I suppose that the remark to which we're responding doesn't explicitly mention or exclude either our ideals or the ways we pursue them as elements of culture to adjust. However, I'd rather give it the benefit of the doubt to assume that it's about methods. I can't see how science is going to tell us what we should want, anyway.

See also the opposition to HPV.

Oops! Of course, I meant to mention the opposition to HPV vaccination, as an example suggesting that the supposed champions of Morality don't really care at all about public health. I can't see that long-term consequences from HPV are going to help the antisex crusade that much, but nonetheless I've heard the "morality" argument advanced against vaccination. It's from either contempt for human life or willful ignorance of reality.

Gerald Spezio exclaims:

Nature's laws ought to become our own, if we wish to survive.

Let us know when you manage to violate one of nature's laws. It should make for an interesting demonstration.

In the meantime, consider that normative statements are prescriptive, and require imagining alternate possibilities. Descriptive theories limit possibilities. So while one might build an ethical theory that idealizes faster-than-light travel, it would be a bit futile. That doesn't mean there is a way to get prescriptive statements solely from descriptive ones. Hume was right about that. It does mean that there can be some interaction between them, assuming realizability is one of your prescriptive goals.

The claim "All men are created equal" is in many senses empircally false. Does that mean that sentiment this statement expresses should not be an aspiration,

Well, the sentiment you mean is something along the lines of "all men should be given an equal opportunity by society." In order to make that a reality, it's rather important to know that all people are not created equal in most senses.

and that the US system of government should not be based on it?

The US system of government isn't based on the factual assumption of universal human equality; it's based on the moral principle that all people have similar intrinsic worth and deserve an equal chance in life. We try to make our government a meritocracy, precisely because we know people aren't equal in many ways that impact their ability to govern.

Yes, we should understand how nature (small "n") works, and our social policy and culture should recognize this.
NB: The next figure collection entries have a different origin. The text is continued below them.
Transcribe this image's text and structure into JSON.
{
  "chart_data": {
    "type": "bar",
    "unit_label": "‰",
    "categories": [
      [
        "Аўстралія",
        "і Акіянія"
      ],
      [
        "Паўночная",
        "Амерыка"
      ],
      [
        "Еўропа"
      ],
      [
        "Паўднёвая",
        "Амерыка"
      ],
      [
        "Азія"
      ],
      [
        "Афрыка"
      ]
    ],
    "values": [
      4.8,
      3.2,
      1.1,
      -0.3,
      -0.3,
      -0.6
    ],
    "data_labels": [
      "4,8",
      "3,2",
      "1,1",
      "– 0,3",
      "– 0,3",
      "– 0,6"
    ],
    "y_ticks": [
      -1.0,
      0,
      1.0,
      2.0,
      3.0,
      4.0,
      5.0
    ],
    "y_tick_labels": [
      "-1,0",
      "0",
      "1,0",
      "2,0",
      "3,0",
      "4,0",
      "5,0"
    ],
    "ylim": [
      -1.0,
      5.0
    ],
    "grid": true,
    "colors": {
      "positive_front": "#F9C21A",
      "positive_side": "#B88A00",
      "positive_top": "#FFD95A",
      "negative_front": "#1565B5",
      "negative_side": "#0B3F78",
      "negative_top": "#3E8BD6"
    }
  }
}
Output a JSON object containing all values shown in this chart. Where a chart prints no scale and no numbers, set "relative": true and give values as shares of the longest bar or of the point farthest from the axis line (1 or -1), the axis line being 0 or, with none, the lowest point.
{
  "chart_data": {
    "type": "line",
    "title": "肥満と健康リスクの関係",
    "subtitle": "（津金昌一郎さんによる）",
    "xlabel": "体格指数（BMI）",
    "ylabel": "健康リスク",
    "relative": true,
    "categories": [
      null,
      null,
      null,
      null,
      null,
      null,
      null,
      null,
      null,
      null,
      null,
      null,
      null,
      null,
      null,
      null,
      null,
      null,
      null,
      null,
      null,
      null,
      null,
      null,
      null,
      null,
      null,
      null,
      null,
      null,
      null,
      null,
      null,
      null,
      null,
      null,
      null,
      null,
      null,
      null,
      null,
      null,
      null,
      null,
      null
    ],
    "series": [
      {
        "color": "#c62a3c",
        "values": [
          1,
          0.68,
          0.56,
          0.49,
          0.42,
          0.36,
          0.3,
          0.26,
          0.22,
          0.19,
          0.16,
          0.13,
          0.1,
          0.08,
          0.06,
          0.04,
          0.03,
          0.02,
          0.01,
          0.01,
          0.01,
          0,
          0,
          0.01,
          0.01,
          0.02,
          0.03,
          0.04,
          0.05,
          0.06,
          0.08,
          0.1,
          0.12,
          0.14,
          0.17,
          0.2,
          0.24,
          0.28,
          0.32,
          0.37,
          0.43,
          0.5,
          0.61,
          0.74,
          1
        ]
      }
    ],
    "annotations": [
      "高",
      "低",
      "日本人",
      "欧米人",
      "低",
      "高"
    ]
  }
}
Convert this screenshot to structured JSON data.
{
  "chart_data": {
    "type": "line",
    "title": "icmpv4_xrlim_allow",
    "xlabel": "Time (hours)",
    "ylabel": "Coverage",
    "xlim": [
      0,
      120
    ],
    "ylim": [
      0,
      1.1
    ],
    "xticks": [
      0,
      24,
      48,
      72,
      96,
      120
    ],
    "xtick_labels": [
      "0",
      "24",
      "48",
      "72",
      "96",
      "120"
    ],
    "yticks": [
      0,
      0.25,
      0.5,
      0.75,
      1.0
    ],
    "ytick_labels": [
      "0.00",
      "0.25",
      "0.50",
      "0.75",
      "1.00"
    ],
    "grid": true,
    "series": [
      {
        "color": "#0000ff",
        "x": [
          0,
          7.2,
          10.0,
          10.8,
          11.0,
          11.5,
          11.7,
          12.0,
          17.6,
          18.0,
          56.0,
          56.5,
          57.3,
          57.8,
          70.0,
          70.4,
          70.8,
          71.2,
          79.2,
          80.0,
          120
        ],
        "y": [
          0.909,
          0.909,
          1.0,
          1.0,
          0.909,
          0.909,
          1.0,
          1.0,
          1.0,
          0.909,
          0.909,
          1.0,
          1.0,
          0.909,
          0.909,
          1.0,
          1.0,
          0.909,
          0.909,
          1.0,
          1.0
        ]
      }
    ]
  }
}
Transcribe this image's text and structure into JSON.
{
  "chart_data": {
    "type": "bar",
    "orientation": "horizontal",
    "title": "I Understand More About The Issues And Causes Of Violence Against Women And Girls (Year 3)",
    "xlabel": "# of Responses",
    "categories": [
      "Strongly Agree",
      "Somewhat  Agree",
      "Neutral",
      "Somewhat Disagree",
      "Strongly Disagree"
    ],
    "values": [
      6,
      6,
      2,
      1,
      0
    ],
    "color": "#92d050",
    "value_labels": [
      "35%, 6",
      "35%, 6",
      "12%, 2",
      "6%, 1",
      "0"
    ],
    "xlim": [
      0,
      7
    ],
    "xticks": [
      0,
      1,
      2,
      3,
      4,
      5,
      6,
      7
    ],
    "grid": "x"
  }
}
But this does not mean that we should be constrained by what nature (small "n") provides -- instead, we should use our understanding to determine the best way to mold nature to achieve our cultural aspirations.

But empirical reality includes more than small "n" nature; it includes our social policies and cultures, and the determines the possible ways in which we can effectively mold nature. One still needs to accommodate that reality, no matter what.